Tuesday, March 15, 2011
remembering…
It has been a while since my last post, I know the grandparents are wanting to see pictures of their little angel. I have just been in somewhat of a fog lately and I am struggling to find my way out. It all culminated at the end of February. Feb. 28 marked a year since my sister’s death, and that brought a lot of pain with it. Pain that, frankly, I have not dealt with all year. I have been containing it so that I wouldn’t lose my mind, so that I could take care of Ansley and get through the day. I’m hurting just as much today as I was a year ago and that sort of surprised me. I thought that it would be better a year out. Unfortunately, it is not. What compounds my sadness, is coincidentally, something that is bringing me much happiness. We found out that we are having a little girl! I’m so excited to meet her, I can’t wait!! I wanted Ansley to have a sister so badly, and now she will. I am so happy that she gets to have the bond that I had with my sister. The weird thing is, I am heartbroken at the same time. I want my sister here so badly! When I was pregnant with Ansley she would be so excited to feel my belly, she would call me practically everyday to see how I feel, and she would talk about all the things that she wanted to do with “the little b”. I am missing those moments so badly right now.
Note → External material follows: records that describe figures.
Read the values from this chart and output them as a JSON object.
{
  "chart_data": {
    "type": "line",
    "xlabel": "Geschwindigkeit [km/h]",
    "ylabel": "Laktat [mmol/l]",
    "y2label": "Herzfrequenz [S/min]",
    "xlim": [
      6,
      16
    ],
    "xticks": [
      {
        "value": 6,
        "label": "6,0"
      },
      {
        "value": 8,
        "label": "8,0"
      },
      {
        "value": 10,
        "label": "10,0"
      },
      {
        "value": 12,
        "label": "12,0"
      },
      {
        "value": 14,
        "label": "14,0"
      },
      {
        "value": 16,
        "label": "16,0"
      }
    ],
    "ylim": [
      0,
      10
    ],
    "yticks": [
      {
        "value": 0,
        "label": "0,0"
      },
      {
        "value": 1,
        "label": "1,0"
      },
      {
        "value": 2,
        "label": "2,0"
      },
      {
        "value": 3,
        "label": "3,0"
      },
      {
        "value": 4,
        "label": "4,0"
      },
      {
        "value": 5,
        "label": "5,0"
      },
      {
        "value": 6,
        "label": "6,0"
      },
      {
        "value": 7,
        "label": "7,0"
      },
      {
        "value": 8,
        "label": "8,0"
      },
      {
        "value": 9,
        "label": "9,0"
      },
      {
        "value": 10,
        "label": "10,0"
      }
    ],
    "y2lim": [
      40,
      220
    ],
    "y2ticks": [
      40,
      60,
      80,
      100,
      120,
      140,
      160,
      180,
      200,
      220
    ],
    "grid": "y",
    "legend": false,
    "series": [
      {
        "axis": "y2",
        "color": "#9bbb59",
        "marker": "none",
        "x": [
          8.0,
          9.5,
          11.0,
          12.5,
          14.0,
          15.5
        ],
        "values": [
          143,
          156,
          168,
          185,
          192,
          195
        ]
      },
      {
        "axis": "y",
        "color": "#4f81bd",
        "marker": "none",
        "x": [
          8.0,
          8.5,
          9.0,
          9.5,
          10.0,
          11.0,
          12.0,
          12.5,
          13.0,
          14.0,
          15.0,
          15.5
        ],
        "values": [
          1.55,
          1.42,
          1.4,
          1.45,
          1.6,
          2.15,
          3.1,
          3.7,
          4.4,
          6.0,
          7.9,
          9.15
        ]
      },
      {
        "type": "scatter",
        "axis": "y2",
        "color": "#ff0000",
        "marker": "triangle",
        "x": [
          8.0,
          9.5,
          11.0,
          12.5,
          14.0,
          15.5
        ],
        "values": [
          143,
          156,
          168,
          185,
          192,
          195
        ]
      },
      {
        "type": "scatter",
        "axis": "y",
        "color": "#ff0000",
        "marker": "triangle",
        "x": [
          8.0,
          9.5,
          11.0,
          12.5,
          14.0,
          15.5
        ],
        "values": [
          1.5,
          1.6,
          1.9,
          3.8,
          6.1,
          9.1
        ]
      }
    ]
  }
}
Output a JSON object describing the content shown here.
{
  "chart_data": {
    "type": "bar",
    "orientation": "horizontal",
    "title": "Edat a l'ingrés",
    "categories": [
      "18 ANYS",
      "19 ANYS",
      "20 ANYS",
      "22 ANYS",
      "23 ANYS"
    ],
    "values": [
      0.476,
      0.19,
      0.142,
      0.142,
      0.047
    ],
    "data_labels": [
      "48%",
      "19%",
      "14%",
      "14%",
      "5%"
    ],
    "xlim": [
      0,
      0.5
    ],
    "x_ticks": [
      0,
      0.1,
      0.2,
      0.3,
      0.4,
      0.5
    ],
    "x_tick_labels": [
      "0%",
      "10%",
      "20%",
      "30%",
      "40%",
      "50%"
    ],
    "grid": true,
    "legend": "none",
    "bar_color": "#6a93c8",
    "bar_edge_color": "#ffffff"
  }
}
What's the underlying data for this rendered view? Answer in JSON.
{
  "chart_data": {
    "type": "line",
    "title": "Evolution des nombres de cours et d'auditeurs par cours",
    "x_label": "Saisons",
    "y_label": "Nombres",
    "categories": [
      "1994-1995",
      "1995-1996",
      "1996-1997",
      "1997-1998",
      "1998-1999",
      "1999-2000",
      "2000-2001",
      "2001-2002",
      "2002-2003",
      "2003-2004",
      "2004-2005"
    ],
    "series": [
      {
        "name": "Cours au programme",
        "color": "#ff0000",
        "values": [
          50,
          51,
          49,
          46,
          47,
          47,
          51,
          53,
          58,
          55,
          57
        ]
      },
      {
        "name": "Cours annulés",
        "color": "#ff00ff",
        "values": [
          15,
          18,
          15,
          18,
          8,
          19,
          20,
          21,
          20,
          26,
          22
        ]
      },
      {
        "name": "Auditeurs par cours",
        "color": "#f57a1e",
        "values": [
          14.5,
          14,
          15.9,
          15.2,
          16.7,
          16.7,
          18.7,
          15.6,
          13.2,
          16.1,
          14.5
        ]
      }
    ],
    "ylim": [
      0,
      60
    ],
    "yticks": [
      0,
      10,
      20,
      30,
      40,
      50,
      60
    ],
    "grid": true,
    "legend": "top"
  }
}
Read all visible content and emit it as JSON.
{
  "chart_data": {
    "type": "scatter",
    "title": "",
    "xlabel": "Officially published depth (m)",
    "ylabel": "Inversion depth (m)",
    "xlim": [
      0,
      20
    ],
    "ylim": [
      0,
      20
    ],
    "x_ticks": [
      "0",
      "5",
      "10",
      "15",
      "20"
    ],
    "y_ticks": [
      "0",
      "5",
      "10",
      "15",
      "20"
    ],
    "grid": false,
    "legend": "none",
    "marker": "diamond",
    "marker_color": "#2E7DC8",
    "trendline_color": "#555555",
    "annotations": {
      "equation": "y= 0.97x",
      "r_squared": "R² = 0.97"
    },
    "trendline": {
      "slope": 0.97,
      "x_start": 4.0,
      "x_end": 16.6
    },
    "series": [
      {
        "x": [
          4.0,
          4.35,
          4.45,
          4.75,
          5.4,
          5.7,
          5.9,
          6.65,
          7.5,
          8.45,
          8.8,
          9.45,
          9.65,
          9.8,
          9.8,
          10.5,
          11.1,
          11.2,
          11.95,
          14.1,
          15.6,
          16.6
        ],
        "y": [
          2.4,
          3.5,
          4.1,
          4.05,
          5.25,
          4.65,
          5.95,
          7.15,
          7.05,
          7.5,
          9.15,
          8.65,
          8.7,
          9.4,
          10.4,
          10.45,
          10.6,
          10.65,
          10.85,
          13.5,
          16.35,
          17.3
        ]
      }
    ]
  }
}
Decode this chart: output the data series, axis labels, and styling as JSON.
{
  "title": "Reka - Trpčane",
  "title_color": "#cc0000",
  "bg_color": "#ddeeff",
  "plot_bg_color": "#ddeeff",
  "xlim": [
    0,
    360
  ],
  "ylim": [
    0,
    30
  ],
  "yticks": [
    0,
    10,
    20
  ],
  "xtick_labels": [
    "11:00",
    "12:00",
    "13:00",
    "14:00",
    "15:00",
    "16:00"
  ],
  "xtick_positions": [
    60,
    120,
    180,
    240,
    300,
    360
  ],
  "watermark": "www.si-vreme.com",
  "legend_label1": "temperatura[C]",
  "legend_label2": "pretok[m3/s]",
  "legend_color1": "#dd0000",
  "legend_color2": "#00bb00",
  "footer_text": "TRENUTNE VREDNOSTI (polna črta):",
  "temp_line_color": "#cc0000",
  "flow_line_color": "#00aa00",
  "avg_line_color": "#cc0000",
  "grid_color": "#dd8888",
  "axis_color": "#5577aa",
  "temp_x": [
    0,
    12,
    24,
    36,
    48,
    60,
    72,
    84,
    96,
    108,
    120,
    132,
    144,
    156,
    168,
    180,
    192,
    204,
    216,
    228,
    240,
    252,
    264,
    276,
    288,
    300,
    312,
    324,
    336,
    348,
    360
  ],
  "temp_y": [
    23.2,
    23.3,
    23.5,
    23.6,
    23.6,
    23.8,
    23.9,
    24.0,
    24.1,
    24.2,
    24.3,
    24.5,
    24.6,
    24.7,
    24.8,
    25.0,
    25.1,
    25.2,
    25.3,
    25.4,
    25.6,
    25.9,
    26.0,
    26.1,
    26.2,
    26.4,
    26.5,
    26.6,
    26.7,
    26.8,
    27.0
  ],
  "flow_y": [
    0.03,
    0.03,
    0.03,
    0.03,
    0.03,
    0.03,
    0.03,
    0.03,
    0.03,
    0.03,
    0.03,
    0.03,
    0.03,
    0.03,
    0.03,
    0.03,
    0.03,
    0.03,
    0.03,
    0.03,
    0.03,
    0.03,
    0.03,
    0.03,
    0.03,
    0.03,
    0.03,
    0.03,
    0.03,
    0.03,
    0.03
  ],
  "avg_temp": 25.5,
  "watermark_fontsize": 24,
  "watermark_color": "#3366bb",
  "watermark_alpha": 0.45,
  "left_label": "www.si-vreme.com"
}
I want to hear her voice over the phone, I want to feel her hand on my belly! I want my sister. I only hope that these little girls will know how special it is to have a sister, and that they will have these moments together.
Grief is a funny thing, in fact it is a lot like parenting. No one ever teaches you how to do either. You kind of have to just figure it out as you go. Unfortunately, I am a slow learner when it comes to grief. I want to lose it so that I can get it out, but at the same time I’m afraid that if I start I won’t ever stop. In the past few weeks I have made the decision to finally talk to someone. I don’t want this to be a black cloud over me any more. I will think of my sister everyday for the rest of my life, I will have good days and then there will be bad days. I know this now. However, I don’t want to be sad for the rest of my life, waiting for the bottle to explode that is inside my chest. I want to be 100% for my girls and my husband, but how do I do that? As Kathleen Kelly says in You’ve Got Mail, “I just want to send this cosmic question out into the void. So, goodnight dear void.”
I promise I’ll post pictures ASAP. Just a little explanation of where I’ve been.